The RHA has confirmed it would like to see a reduced maximum pallet weight applied to tail-lift deliveries right across the road haulage sector – not just among pallet networks.

Commenting on the recent decision by pallet network Palletline to limit the maximum weight of pallets it takes for tail-lift delivery to 750kg from October, and on more general consideration of the problem since by the Association of Pallet Networks (APN) and its members, RHA head of technical services Ray Engley said the issue of pallet weight was “an increasing problem” in the wider haulage community.

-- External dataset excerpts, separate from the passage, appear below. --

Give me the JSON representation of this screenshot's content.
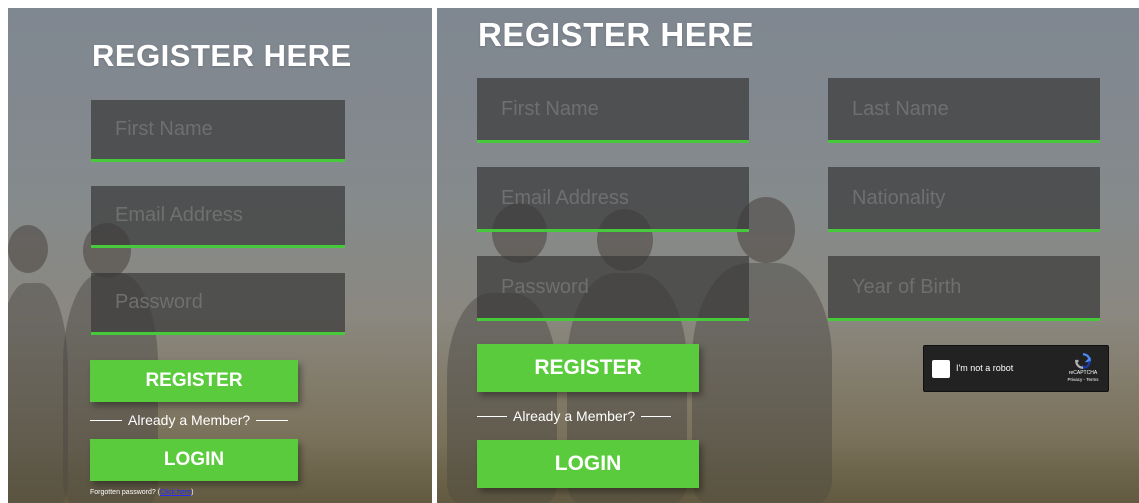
{
  "left_form": {
    "title": "REGISTER HERE",
    "fields": {
      "first_name": "First Name",
      "email": "Email Address",
      "password": "Password"
    },
    "register_label": "REGISTER",
    "divider_text": "Already a Member?",
    "login_label": "LOGIN",
    "forgot_text": "Forgotten password?",
    "forgot_link": "Click here"
  },
  "right_form": {
    "title": "REGISTER HERE",
    "fields": {
      "first_name": "First Name",
      "last_name": "Last Name",
      "email": "Email Address",
      "nationality": "Nationality",
      "password": "Password",
      "year_of_birth": "Year of Birth"
    },
    "register_label": "REGISTER",
    "divider_text": "Already a Member?",
    "login_label": "LOGIN",
    "recaptcha": {
      "label": "I'm not a robot",
      "brand": "reCAPTCHA",
      "links": "Privacy - Terms"
    }
  },
  "colors": {
    "accent": "#5acb3c",
    "field_underline": "#46c93a",
    "field_bg": "#3a3a3a",
    "title": "#ffffff"
  },
  "icons": [
    "recaptcha-logo-icon"
  ]
}
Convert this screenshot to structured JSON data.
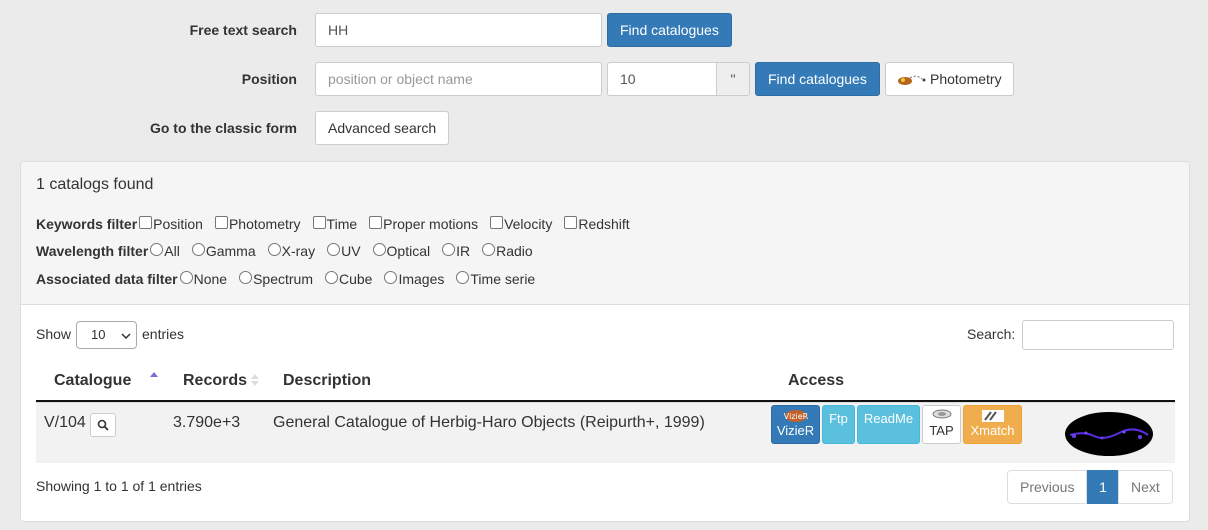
{
  "search": {
    "free_text_label": "Free text search",
    "free_text_value": "HH",
    "find_label": "Find catalogues",
    "position_label": "Position",
    "position_placeholder": "position or object name",
    "radius_value": "10",
    "radius_unit": "''",
    "find_label_2": "Find catalogues",
    "photometry_label": "Photometry",
    "classic_label": "Go to the classic form",
    "advanced_label": "Advanced search"
  },
  "results": {
    "found_text": "1 catalogs found",
    "keywords_filter_label": "Keywords filter",
    "keywords": [
      "Position",
      "Photometry",
      "Time",
      "Proper motions",
      "Velocity",
      "Redshift"
    ],
    "wavelength_filter_label": "Wavelength filter",
    "wavelengths": [
      "All",
      "Gamma",
      "X-ray",
      "UV",
      "Optical",
      "IR",
      "Radio"
    ],
    "assoc_filter_label": "Associated data filter",
    "assoc": [
      "None",
      "Spectrum",
      "Cube",
      "Images",
      "Time serie"
    ]
  },
  "table": {
    "show_label": "Show",
    "entries_value": "10",
    "entries_label": "entries",
    "search_label": "Search:",
    "headers": {
      "catalogue": "Catalogue",
      "records": "Records",
      "description": "Description",
      "access": "Access"
    },
    "rows": [
      {
        "catalogue": "V/104",
        "records": "3.790e+3",
        "description": "General Catalogue of Herbig-Haro Objects (Reipurth+, 1999)",
        "access": {
          "vizier": "VizieR",
          "ftp": "Ftp",
          "readme": "ReadMe",
          "tap": "TAP",
          "xmatch": "Xmatch"
        }
      }
    ],
    "info": "Showing 1 to 1 of 1 entries",
    "pagination": {
      "previous": "Previous",
      "page": "1",
      "next": "Next"
    }
  },
  "colors": {
    "primary": "#337ab7",
    "info": "#5bc0de",
    "warning": "#f0ad4e",
    "sort_asc": "#7b6bd6"
  }
}
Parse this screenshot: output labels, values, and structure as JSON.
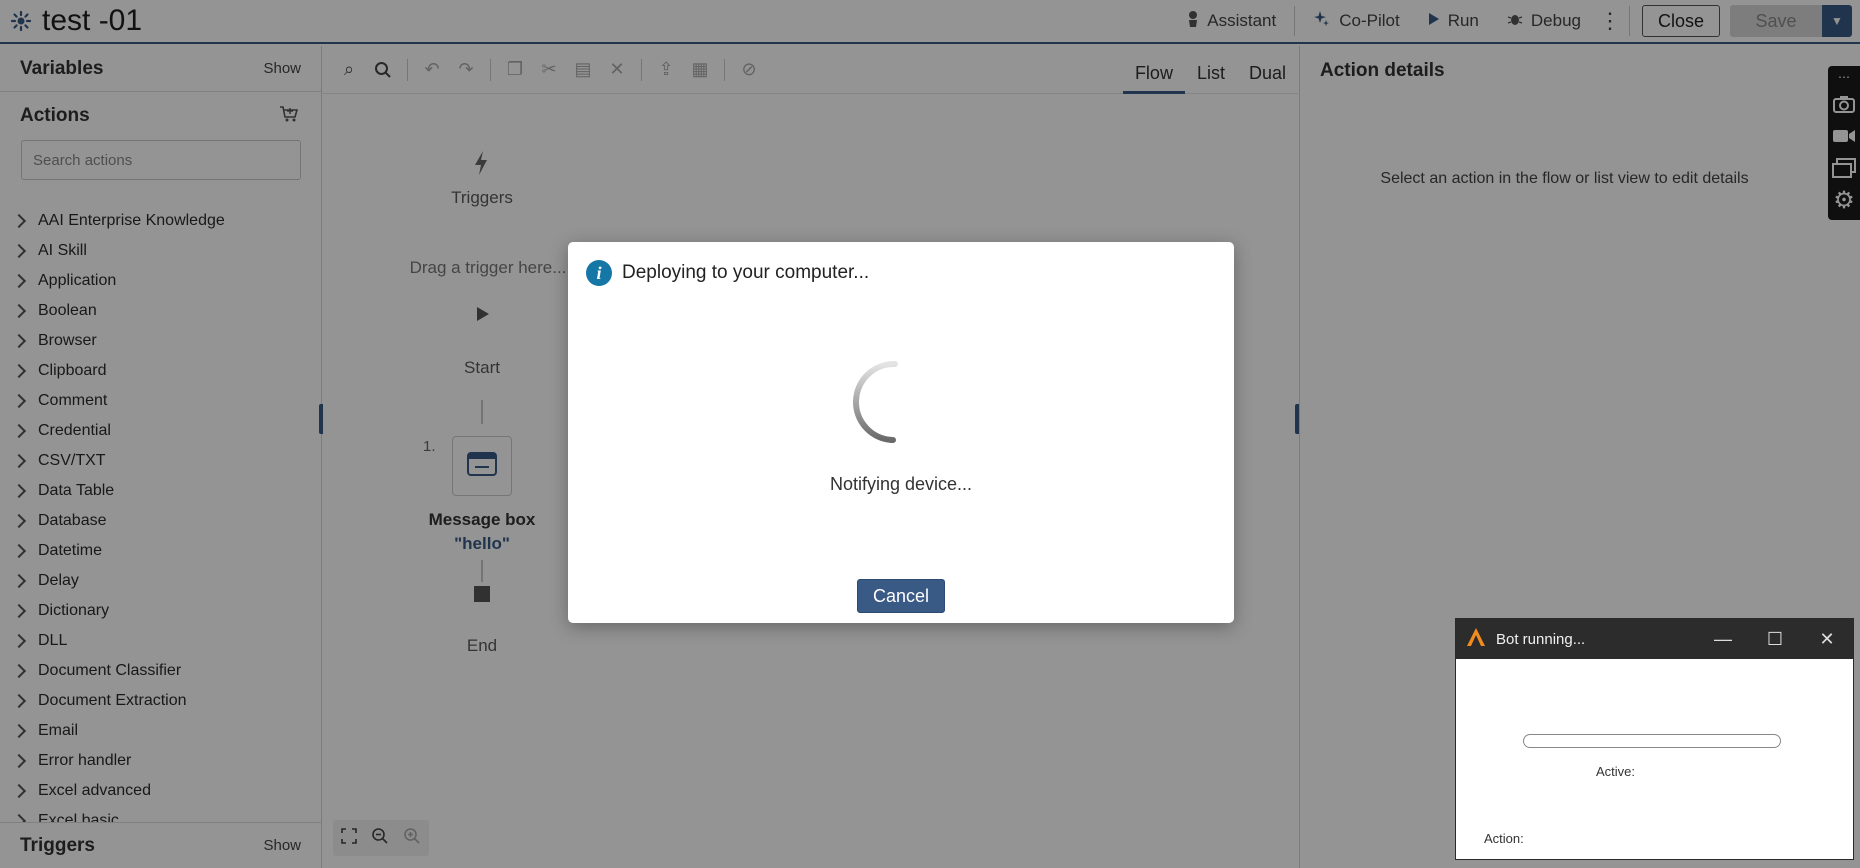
{
  "app": {
    "title": "test -01"
  },
  "topbar": {
    "assistant": "Assistant",
    "copilot": "Co-Pilot",
    "run": "Run",
    "debug": "Debug",
    "close": "Close",
    "save": "Save"
  },
  "sidebar": {
    "variables_title": "Variables",
    "variables_show": "Show",
    "actions_title": "Actions",
    "search_placeholder": "Search actions",
    "actions": [
      "AAI Enterprise Knowledge",
      "AI Skill",
      "Application",
      "Boolean",
      "Browser",
      "Clipboard",
      "Comment",
      "Credential",
      "CSV/TXT",
      "Data Table",
      "Database",
      "Datetime",
      "Delay",
      "Dictionary",
      "DLL",
      "Document Classifier",
      "Document Extraction",
      "Email",
      "Error handler",
      "Excel advanced",
      "Excel basic"
    ],
    "triggers_title": "Triggers",
    "triggers_show": "Show"
  },
  "canvas": {
    "tabs": [
      "Flow",
      "List",
      "Dual"
    ],
    "active_tab": "Flow",
    "triggers_label": "Triggers",
    "drag_hint": "Drag a trigger here...",
    "start_label": "Start",
    "step_number": "1.",
    "step_title": "Message box",
    "step_value": "\"hello\"",
    "end_label": "End"
  },
  "details": {
    "title": "Action details",
    "hint": "Select an action in the flow or list view to edit details"
  },
  "modal": {
    "title": "Deploying to your computer...",
    "status": "Notifying device...",
    "cancel": "Cancel"
  },
  "bot_window": {
    "title": "Bot running...",
    "active_label": "Active:",
    "action_label": "Action:",
    "progress": 0
  },
  "colors": {
    "accent": "#3a5a86",
    "info": "#1577a6"
  }
}
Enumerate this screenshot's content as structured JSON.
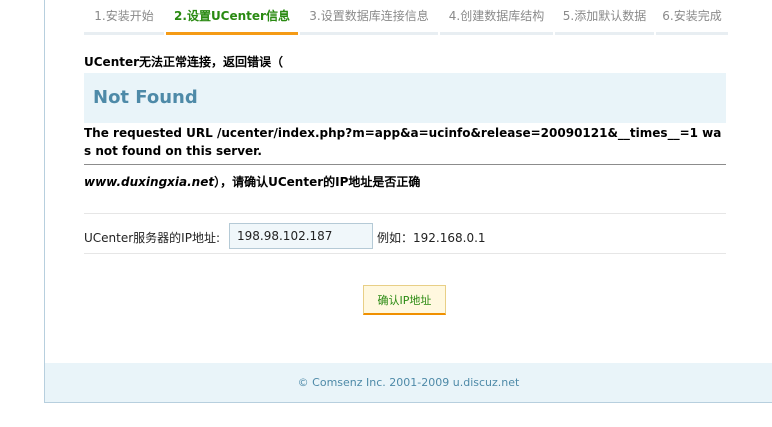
{
  "steps": [
    {
      "label": "1.安装开始"
    },
    {
      "label": "2.设置UCenter信息"
    },
    {
      "label": "3.设置数据库连接信息"
    },
    {
      "label": "4.创建数据库结构"
    },
    {
      "label": "5.添加默认数据"
    },
    {
      "label": "6.安装完成"
    }
  ],
  "active_step": 1,
  "error": {
    "line1": "UCenter无法正常连接，返回错误（",
    "title": "Not Found",
    "message": "The requested URL /ucenter/index.php?m=app&a=ucinfo&release=20090121&__times__=1 was not found on this server.",
    "host": "www.duxingxia.net",
    "line2_suffix": "），请确认UCenter的IP地址是否正确"
  },
  "form": {
    "ip_label": "UCenter服务器的IP地址:",
    "ip_value": "198.98.102.187",
    "ip_example": "例如：192.168.0.1"
  },
  "confirm_button": "确认IP地址",
  "footer": "© Comsenz Inc. 2001-2009 u.discuz.net",
  "colors": {
    "active_step_text": "#2a8a12",
    "active_step_underline": "#f59b16",
    "notfound_bg": "#e9f4f9",
    "notfound_text": "#4e8aa8"
  }
}
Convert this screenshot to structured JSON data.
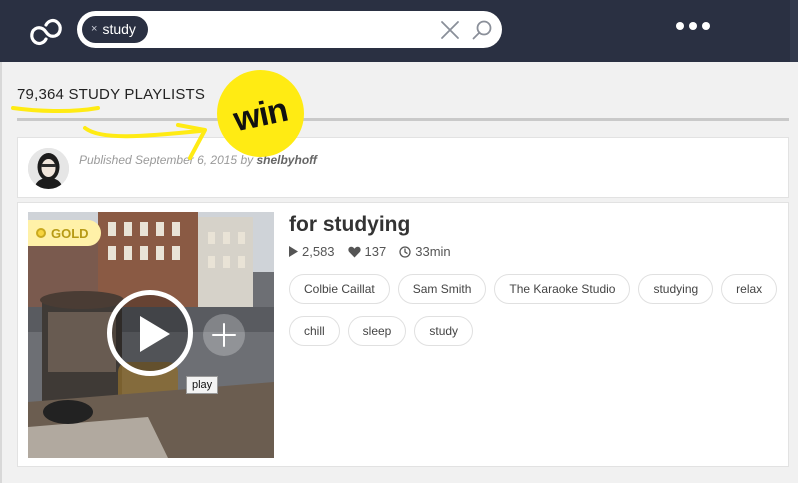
{
  "header": {
    "search_chip": "study",
    "search_chip_close": "×"
  },
  "results": {
    "count_label": "79,364 STUDY PLAYLISTS"
  },
  "publication": {
    "text": "Published September 6, 2015 by",
    "author": "shelbyhoff"
  },
  "playlist": {
    "badge": "GOLD",
    "title": "for studying",
    "plays": "2,583",
    "likes": "137",
    "duration": "33min",
    "play_tooltip": "play",
    "tags": [
      "Colbie Caillat",
      "Sam Smith",
      "The Karaoke Studio",
      "studying",
      "relax",
      "chill",
      "sleep",
      "study"
    ]
  },
  "annotation": {
    "badge_text": "win",
    "highlight_color": "#ffeb13"
  },
  "colors": {
    "header_bg": "#2a3042",
    "gold_badge_bg": "#fff1a8",
    "gold_badge_text": "#b79a16"
  }
}
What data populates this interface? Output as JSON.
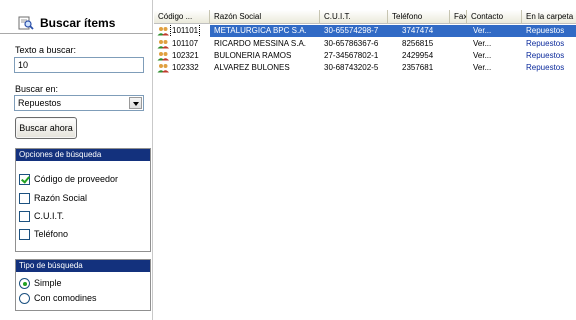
{
  "search_panel": {
    "title": "Buscar ítems",
    "text_label": "Texto a buscar:",
    "text_value": "10",
    "search_in_label": "Buscar en:",
    "search_in_value": "Repuestos",
    "search_button": "Buscar ahora",
    "options_title": "Opciones de búsqueda",
    "options": [
      {
        "label": "Código de proveedor",
        "checked": true
      },
      {
        "label": "Razón Social",
        "checked": false
      },
      {
        "label": "C.U.I.T.",
        "checked": false
      },
      {
        "label": "Teléfono",
        "checked": false
      }
    ],
    "type_title": "Tipo de búsqueda",
    "types": [
      {
        "label": "Simple",
        "selected": true
      },
      {
        "label": "Con comodines",
        "selected": false
      }
    ]
  },
  "grid": {
    "columns": [
      "Código ...",
      "Razón Social",
      "C.U.I.T.",
      "Teléfono",
      "Fax",
      "Contacto",
      "En la carpeta"
    ],
    "rows": [
      {
        "code": "101101",
        "razon": "METALURGICA BPC S.A.",
        "cuit": "30-65574298-7",
        "telefono": "3747474",
        "fax": "",
        "contacto": "Ver...",
        "carpeta": "Repuestos",
        "selected": true
      },
      {
        "code": "101107",
        "razon": "RICARDO MESSINA S.A.",
        "cuit": "30-65786367-6",
        "telefono": "8256815",
        "fax": "",
        "contacto": "Ver...",
        "carpeta": "Repuestos",
        "selected": false
      },
      {
        "code": "102321",
        "razon": "BULONERIA RAMOS",
        "cuit": "27-34567802-1",
        "telefono": "2429954",
        "fax": "",
        "contacto": "Ver...",
        "carpeta": "Repuestos",
        "selected": false
      },
      {
        "code": "102332",
        "razon": "ALVAREZ BULONES",
        "cuit": "30-68743202-5",
        "telefono": "2357681",
        "fax": "",
        "contacto": "Ver...",
        "carpeta": "Repuestos",
        "selected": false
      }
    ]
  },
  "colors": {
    "selection": "#316ac5",
    "group_header": "#13317d",
    "folder_link": "#0b2a9c"
  }
}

“It’s increasing in terms of pallets getting heavier, where they’re asking for them to be delivered, and the type of goods on the pallet which can make them difficult to handle,” he told

The issue of safe, one-man tail-lift deliveries is not just about weight , however, but also factors like pallet condition, proper stacking of goods on the pallet, and overall pallet height, stressed Engley.

An RHA-led working group involving the APN and a number of vehicle operators has already engaged with the HSE on the matter, he said.

“The HSE has given me the impression we’re pushing at something of an open door in terms of getting something sorted out here,” said Engley. “The ultimate goal is to produce a code of practice for handling pallets which HSE will be happy to publish and support as an industry standard.

“Pallet weights of up to two tonnes are very common now. It’s something that wanted addressing some time ago,” he added.

Meanwhile APN chairman Paul Sanders has denied a move to lighter weights would have an unwelcome effect on vehicle utilisation. “I wouldn’t think many [vehicle operators] are tail-lifting off a full load of pallets,” he said.

Sanders also said the move would help protect firms from rising employee liability insurance premiums. “Injury claims can be to the tune of hundreds of thousands of pounds. That’s what this is all about really – management of risk.”